Hascher has been climbing trees most of his life and is an advocate of what’s come to be known as “recreational tree climbing.” In the last decade or so, the sport has evolved to include a set of ethics, a variety of specialized safety techniques and a cadre of devoted followers. While public climbing at Biltmore Estate is prohibited, you need not own a country estate to get started with the sport. All you need, in fact, is a tree in your own back yard.
Tree climbing has been around for eons, but as an organized sport it developed less than three decades ago. The guru of recreational tree climbing is a guy named Peter Jenkins, who’s been preaching the gospel to a growing congregation of tree fanatics. Jenkins is the founder of Tree Climbers International (www.treeclimbing.com), the sport’s Atlanta-based organizing body.
You might ask, though, why climbing trees needs to be an organized sport? Why not just reach for the lowest branch and go? Well, for one, climbing trees by the seat of your pants, as it were, can be an iffy stunt. As Hascher explains, “One thing the sport has done is make climbing trees safer.”
To set his rope in the oak, Hascher tosses a fist-size bag of shot attached to a long section of thin cord over a stout branch. He uses this to pull an arborist rope the diameter of one’s thumb over the branch. After tying the rope into his harness, he ascends the line using a sliding, self-tightening knot called a Blake’s hitch. Rather than using his arms to climb the rope, Hascher slips his feet into a loop of rope at his waist and steps up, sliding the hitch with him as he goes. Once he’s made it to the tree’s canopy, he can fix another rope, explore laterally on safety tethers, or just hang out for a while and take in the view.

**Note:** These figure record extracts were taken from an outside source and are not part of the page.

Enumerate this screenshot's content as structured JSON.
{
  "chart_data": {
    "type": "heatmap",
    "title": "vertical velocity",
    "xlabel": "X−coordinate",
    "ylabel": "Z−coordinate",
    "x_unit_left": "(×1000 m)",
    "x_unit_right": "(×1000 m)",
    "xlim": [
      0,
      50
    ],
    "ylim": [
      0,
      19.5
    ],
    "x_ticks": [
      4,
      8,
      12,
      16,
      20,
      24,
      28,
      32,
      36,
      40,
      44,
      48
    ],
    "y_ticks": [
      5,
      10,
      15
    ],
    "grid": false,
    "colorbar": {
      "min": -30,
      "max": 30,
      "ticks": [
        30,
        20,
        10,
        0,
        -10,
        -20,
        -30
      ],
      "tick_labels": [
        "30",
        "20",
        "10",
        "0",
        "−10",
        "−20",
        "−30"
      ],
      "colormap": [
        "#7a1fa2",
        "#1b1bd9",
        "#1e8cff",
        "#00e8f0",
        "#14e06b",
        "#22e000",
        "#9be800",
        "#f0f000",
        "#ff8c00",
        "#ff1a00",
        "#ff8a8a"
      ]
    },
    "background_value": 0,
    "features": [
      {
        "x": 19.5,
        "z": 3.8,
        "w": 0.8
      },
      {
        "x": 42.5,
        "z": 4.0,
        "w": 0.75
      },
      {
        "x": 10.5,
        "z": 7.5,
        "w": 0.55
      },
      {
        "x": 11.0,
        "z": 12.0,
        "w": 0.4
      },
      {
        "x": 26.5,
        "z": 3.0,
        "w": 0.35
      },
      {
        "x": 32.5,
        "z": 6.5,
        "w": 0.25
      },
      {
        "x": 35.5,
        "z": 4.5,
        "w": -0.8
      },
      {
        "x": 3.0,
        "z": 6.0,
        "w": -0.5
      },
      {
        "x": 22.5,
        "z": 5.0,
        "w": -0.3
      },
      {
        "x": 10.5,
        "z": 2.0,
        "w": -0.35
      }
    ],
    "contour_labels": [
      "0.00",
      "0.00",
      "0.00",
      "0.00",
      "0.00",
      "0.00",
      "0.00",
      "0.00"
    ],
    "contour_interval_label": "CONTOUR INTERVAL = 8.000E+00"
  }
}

Climbing trees without ropes a la John Muir has obvious risks, and fear of falling is one reason calculating adults usually give it up. After all, the consequence of a blunder is near-certain injury. Rope-assisted tree climbing captures a similar sensation without the unpleasant shadow of death hovering near.
“What attracted me as a child to climbing trees still attracts me as an adult,” says Genevieve Summers, owner of the Georgia-based Dances with Trees. “You can access the same pleasure but with a deeper connection.”
And promoting a deeper attachment to trees is exactly what tree scalers like Summers and Hascher aim to achieve. In fact, their passion is less about the adrenaline of risk-taking than it is about tree time: finding a sweet spot in the lofty world.
What most tree climbers have in common is a soundly rooted affection for trees and nature. And spending time high in the leaves affords a totally different perspective on nature, allowing you to see things you could never observe from the sidewalk.
“Every time I’m in a tree I find something special and unique,” says Tobe Sherrill, a climber since 1990 and operator of Sherrill Tree Climbing Supply in Greensboro, a commercial and recreational gear source.
Not everyone shares Sherrill’s and other tree climbers’ enthusiasm for the sport. The city of Asheville, for example, has no ordinance associated with recreational tree climbing but discourages the pastime in public parks and green spaces due to liability and tree-damage concerns. And some critics of the sport point to the impact that comes from climbers intruding on fragile ecosystems typically free of humans.
Climbers acknowledge their critics’ unease about the sport. But besides promoting personal safety, says Sherrill, enthusiasts encourage such tree-friendly techniques as using friction-saving devices, knowing where and when to climb, and avoiding delicate habitats and vegetation.
Many in the blossoming sport believe the positive impact of playing in trees may, on balance, be worth it.
“My hope is that more people will look up and have a deeper connection with trees and nature,” says Sherrill. “I think that’s a good thing.”